June 9, 2005 9:14 AM   Subscribe

Help me with my senior research: What makes a country attractive to others?

In his book Soft Power, Joseph Nye defines soft power as "the ability to get others to do what you want through attraction rather than coercion or payments," elaborating that soft power "arises from the attractiveness of a country's culture, political ideas, and policies" (x).

In order to even start my research on soft power, I've got to figure out how to measure it so I'm currently brainstorming possible indicators. Nye suggests things like music and book sales, life expectancy, and number of Nobel prize awards, among others.

So, when weighing how you feel about a country, what factors do you consider? What determines whether you find another country attractive or unattractive?
posted by Crushinator to Education (9 answers total)
 
How hot the women are.
posted by Mayor Curley at 9:46 AM on June 9, 2005


The coffee.
posted by keswick at 9:47 AM on June 9, 2005


Beer and quality comedy television are two factors for me. That's why I love Ireland and the UK respectively.
posted by BigLankyBastard at 9:50 AM on June 9, 2005


Your best indicators for the variable itself will be survey responses, if they exist. You might look into Eurobarometer or World Values Survey to see if they ask respondents how they feel about some list of countries -- feeling thermometer scores would be ideal. You'd be limited to whatever countries they ask about, but that should be acceptable for a senior thesis. Both are in ICPSR as far as I know.

I dunno that a cross-section will tell you much other than which countries have done something embarrassing lately (invaded Iraq, blown up Greenpeace, whatever), but the alternative is ugly time-series stuff.
posted by ROU_Xenophobe at 9:55 AM on June 9, 2005


It really has a lot to do with what a country wears and how it takes care of itself. Sometimes I sidle up to a country at the bar and say "hey baby, that's some GDP you're wearing there" and discover that what I thought was a hot immigration policy is really just poorly guarded boarders. Sometimes a country is really hot that first night but then the next day I gotta say "baby, baby, I'm looking for some short-term market fluxuations in currency values, not to join a Warsaw Pact wit chu, you knew that when we met."

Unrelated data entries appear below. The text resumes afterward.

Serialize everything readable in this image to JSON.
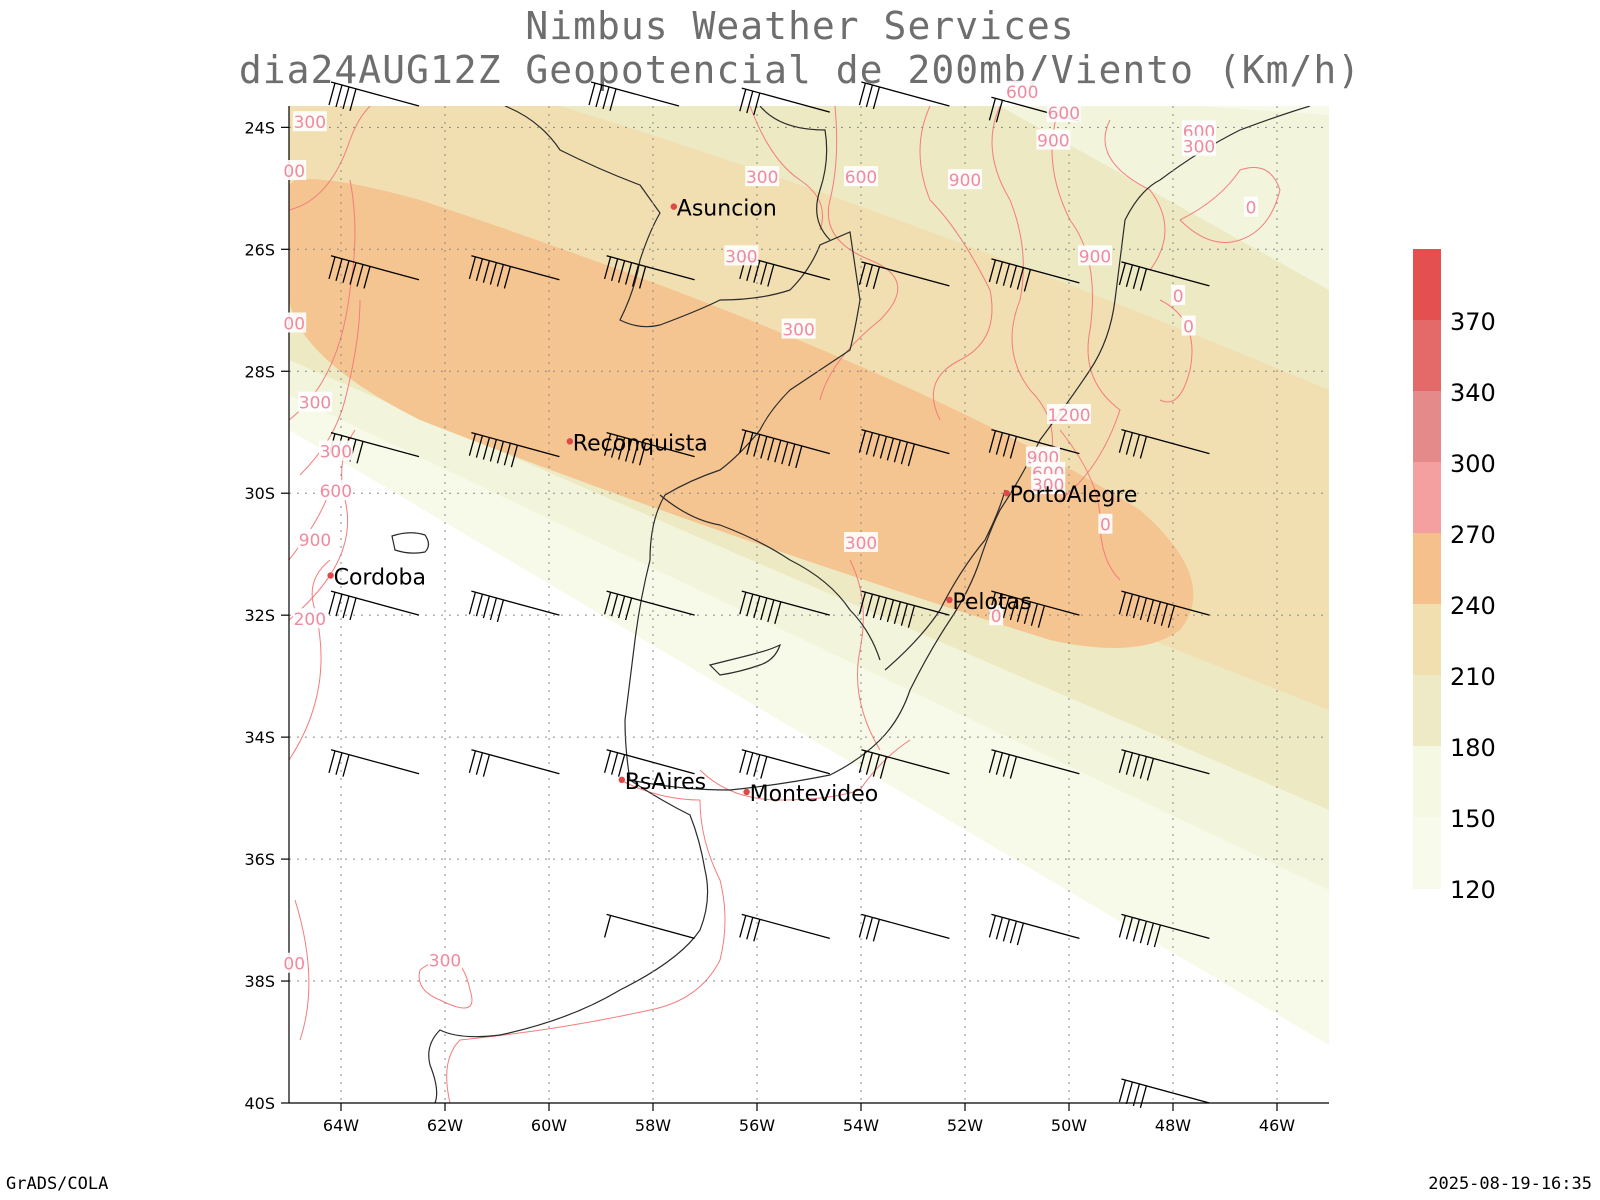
{
  "title_line1": "Nimbus Weather Services",
  "title_line2": "dia24AUG12Z Geopotencial de 200mb/Viento (Km/h)",
  "footer_left": "GrADS/COLA",
  "footer_right": "2025-08-19-16:35",
  "axes": {
    "lat_labels": [
      "24S",
      "26S",
      "28S",
      "30S",
      "32S",
      "34S",
      "36S",
      "38S",
      "40S"
    ],
    "lon_labels": [
      "64W",
      "62W",
      "60W",
      "58W",
      "56W",
      "54W",
      "52W",
      "50W",
      "48W",
      "46W"
    ]
  },
  "colorbar": {
    "labels": [
      "370",
      "340",
      "300",
      "270",
      "240",
      "210",
      "180",
      "150",
      "120"
    ],
    "colors": [
      "#e45050",
      "#e46a6a",
      "#e48a8a",
      "#f5a0a0",
      "#f5c08c",
      "#f2dfb0",
      "#eeeac6",
      "#f5f8e2",
      "#f8fbec"
    ]
  },
  "wind_speed_band_colors": {
    "120_150": "#f7fae8",
    "150_180": "#f2f5dc",
    "180_210": "#ede9c3",
    "210_240": "#f1dfb1",
    "240_270": "#f4c491"
  },
  "cities": [
    {
      "name": "Asuncion",
      "lon": -57.6,
      "lat": -25.3
    },
    {
      "name": "Reconquista",
      "lon": -59.6,
      "lat": -29.15
    },
    {
      "name": "PortoAlegre",
      "lon": -51.2,
      "lat": -30.0
    },
    {
      "name": "Cordoba",
      "lon": -64.2,
      "lat": -31.35
    },
    {
      "name": "Pelotas",
      "lon": -52.3,
      "lat": -31.75
    },
    {
      "name": "BsAires",
      "lon": -58.6,
      "lat": -34.7
    },
    {
      "name": "Montevideo",
      "lon": -56.2,
      "lat": -34.9
    }
  ],
  "contour_labels": [
    {
      "text": "300",
      "lon": -64.6,
      "lat": -23.9
    },
    {
      "text": "300",
      "lon": -55.9,
      "lat": -24.8
    },
    {
      "text": "600",
      "lon": -54.0,
      "lat": -24.8
    },
    {
      "text": "900",
      "lon": -52.0,
      "lat": -24.85
    },
    {
      "text": "600",
      "lon": -50.1,
      "lat": -23.75
    },
    {
      "text": "900",
      "lon": -50.3,
      "lat": -24.2
    },
    {
      "text": "600",
      "lon": -47.5,
      "lat": -24.05
    },
    {
      "text": "300",
      "lon": -47.5,
      "lat": -24.3
    },
    {
      "text": "600",
      "lon": -50.9,
      "lat": -23.4
    },
    {
      "text": "0",
      "lon": -46.5,
      "lat": -25.3
    },
    {
      "text": "900",
      "lon": -49.5,
      "lat": -26.1
    },
    {
      "text": "300",
      "lon": -56.3,
      "lat": -26.1
    },
    {
      "text": "0",
      "lon": -47.9,
      "lat": -26.75
    },
    {
      "text": "0",
      "lon": -47.7,
      "lat": -27.25
    },
    {
      "text": "300",
      "lon": -55.2,
      "lat": -27.3
    },
    {
      "text": "1200",
      "lon": -50.0,
      "lat": -28.7
    },
    {
      "text": "900",
      "lon": -50.5,
      "lat": -29.4
    },
    {
      "text": "600",
      "lon": -50.4,
      "lat": -29.65
    },
    {
      "text": "300",
      "lon": -50.4,
      "lat": -29.85
    },
    {
      "text": "0",
      "lon": -49.3,
      "lat": -30.5
    },
    {
      "text": "300",
      "lon": -54.0,
      "lat": -30.8
    },
    {
      "text": "0",
      "lon": -51.4,
      "lat": -32.0
    },
    {
      "text": "300",
      "lon": -64.1,
      "lat": -29.3
    },
    {
      "text": "600",
      "lon": -64.1,
      "lat": -29.95
    },
    {
      "text": "900",
      "lon": -64.5,
      "lat": -30.75
    },
    {
      "text": "200",
      "lon": -64.6,
      "lat": -32.05
    },
    {
      "text": "300",
      "lon": -64.5,
      "lat": -28.5
    },
    {
      "text": "300",
      "lon": -62.0,
      "lat": -37.65
    },
    {
      "text": "00",
      "lon": -64.9,
      "lat": -37.7
    },
    {
      "text": "00",
      "lon": -64.9,
      "lat": -27.2
    },
    {
      "text": "00",
      "lon": -64.9,
      "lat": -24.7
    }
  ],
  "wind_barbs": [
    {
      "lon": -62.5,
      "lat": -23.65,
      "n": 4
    },
    {
      "lon": -57.5,
      "lat": -23.65,
      "n": 4
    },
    {
      "lon": -54.6,
      "lat": -23.75,
      "n": 3
    },
    {
      "lon": -52.3,
      "lat": -23.65,
      "n": 3
    },
    {
      "lon": -49.8,
      "lat": -23.9,
      "n": 2
    },
    {
      "lon": -62.5,
      "lat": -26.5,
      "n": 6
    },
    {
      "lon": -59.8,
      "lat": -26.5,
      "n": 6
    },
    {
      "lon": -57.2,
      "lat": -26.5,
      "n": 6
    },
    {
      "lon": -54.6,
      "lat": -26.5,
      "n": 5
    },
    {
      "lon": -52.3,
      "lat": -26.6,
      "n": 3
    },
    {
      "lon": -49.8,
      "lat": -26.55,
      "n": 6
    },
    {
      "lon": -47.3,
      "lat": -26.6,
      "n": 4
    },
    {
      "lon": -62.5,
      "lat": -29.4,
      "n": 5
    },
    {
      "lon": -59.8,
      "lat": -29.4,
      "n": 7
    },
    {
      "lon": -57.2,
      "lat": -29.4,
      "n": 6
    },
    {
      "lon": -54.6,
      "lat": -29.35,
      "n": 9
    },
    {
      "lon": -52.3,
      "lat": -29.35,
      "n": 8
    },
    {
      "lon": -49.8,
      "lat": -29.35,
      "n": 4
    },
    {
      "lon": -47.3,
      "lat": -29.35,
      "n": 4
    },
    {
      "lon": -62.5,
      "lat": -32.0,
      "n": 4
    },
    {
      "lon": -59.8,
      "lat": -32.0,
      "n": 5
    },
    {
      "lon": -57.2,
      "lat": -32.0,
      "n": 4
    },
    {
      "lon": -54.6,
      "lat": -32.0,
      "n": 6
    },
    {
      "lon": -52.3,
      "lat": -32.0,
      "n": 8
    },
    {
      "lon": -49.8,
      "lat": -32.0,
      "n": 8
    },
    {
      "lon": -47.3,
      "lat": -32.0,
      "n": 8
    },
    {
      "lon": -62.5,
      "lat": -34.6,
      "n": 3
    },
    {
      "lon": -59.8,
      "lat": -34.6,
      "n": 3
    },
    {
      "lon": -57.2,
      "lat": -34.6,
      "n": 3
    },
    {
      "lon": -54.6,
      "lat": -34.6,
      "n": 4
    },
    {
      "lon": -52.3,
      "lat": -34.6,
      "n": 4
    },
    {
      "lon": -49.8,
      "lat": -34.6,
      "n": 4
    },
    {
      "lon": -47.3,
      "lat": -34.6,
      "n": 5
    },
    {
      "lon": -57.2,
      "lat": -37.3,
      "n": 1
    },
    {
      "lon": -54.6,
      "lat": -37.3,
      "n": 3
    },
    {
      "lon": -52.3,
      "lat": -37.3,
      "n": 3
    },
    {
      "lon": -49.8,
      "lat": -37.3,
      "n": 5
    },
    {
      "lon": -47.3,
      "lat": -37.3,
      "n": 6
    },
    {
      "lon": -47.3,
      "lat": -40.0,
      "n": 4
    }
  ]
}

Seriously, when you ask what makes a country attractive, in what sense do you mean? As a somewhat business-minded person I find China's population and future buying potential attractive so if you mean as a "customer", I find them attractive. Mexico's labor pool and regulatory issues makes them attractive as an "employee." Canada's health care and progressive politics makes them attractive to me if I had to pick a place to live but I have almost no interest in vacationing there. I'd love to see Cuba on the other hand but obviously don't want to live there.

Or are you looking to quantify some magic conglomeration of these traits to come up with a gestalt describing our overall positive and negative views on a country? In which case I'd probably say that what makes one attractive or not to me depends on how well it fulfills my expectations, desires and needs from it.

Someplace like Ireland that I have an interest in visiting and living would rank high. Panama would rank low. Cuba and Canada in the middle.
posted by phearlez at 10:05 AM on June 9, 2005


Attractive as in live there? Or attractive as in travel there?

My concerns as a citizen:
Some safety nets without too much taxation.

A government and bureaucracy that is as unobtrusive as possible. Specifically little/no legislation concerning personal freedom as long as the practice of that freedom does not harm others.

Protection of the environment which includes reliable, easily accessed mass transit as well as large green spaces open to all.

A citizenry that is relatively cheerful and knows how to have a good time, but still get some work accomplished.

The ability of the average citizen to earn a relatively comfortable life style. Not the ability to buy anything your heart desires and live in a vast mansion and drive a gas guzzler, but access to good quality food, affordable housing, basic health services, and a good education for everyone.

My concerns as a tourist:

Spectacular scenery

Safety. In particular safety from being kidnapped, blown-up, murdered, or raped. A little theft is not going to bother me. Safety as well from life-threatening diseases such as Ebola or SARs.

Interesting local traditions, arts, costumes, cuisine. Good museums, architecture, and botanical collections.
posted by Secret Life of Gravy at 10:50 AM on June 9, 2005


For me, it was industry. Some industries, such as film, aerospace, video games, etc., only exist in a small few very-large-economy countries. If you want to work in those areas, and your country doesn't have that kind of industry in a substantial way, both moving to the top of your field, or simply getting a foot in the door, will likely mean moving to another country.
posted by -harlequin- at 12:29 PM on June 9, 2005


One of the foremost factors in my opinion of a nation is how authoritarian I perceive it to be. A nation's degree of social regulation also colors my opinions strongly. An authoritarian, socially oppressive country is likely to be unattractive to me than one that takes its citizens and their rights more seriously.

The Mayor's and keswick's indicative factors -- tongue in cheek that they may be -- also ring fairly true to me.
posted by majick at 2:37 PM on June 9, 2005


Thanks everyone for your insightful (and humorous) responses. I appreciate your help.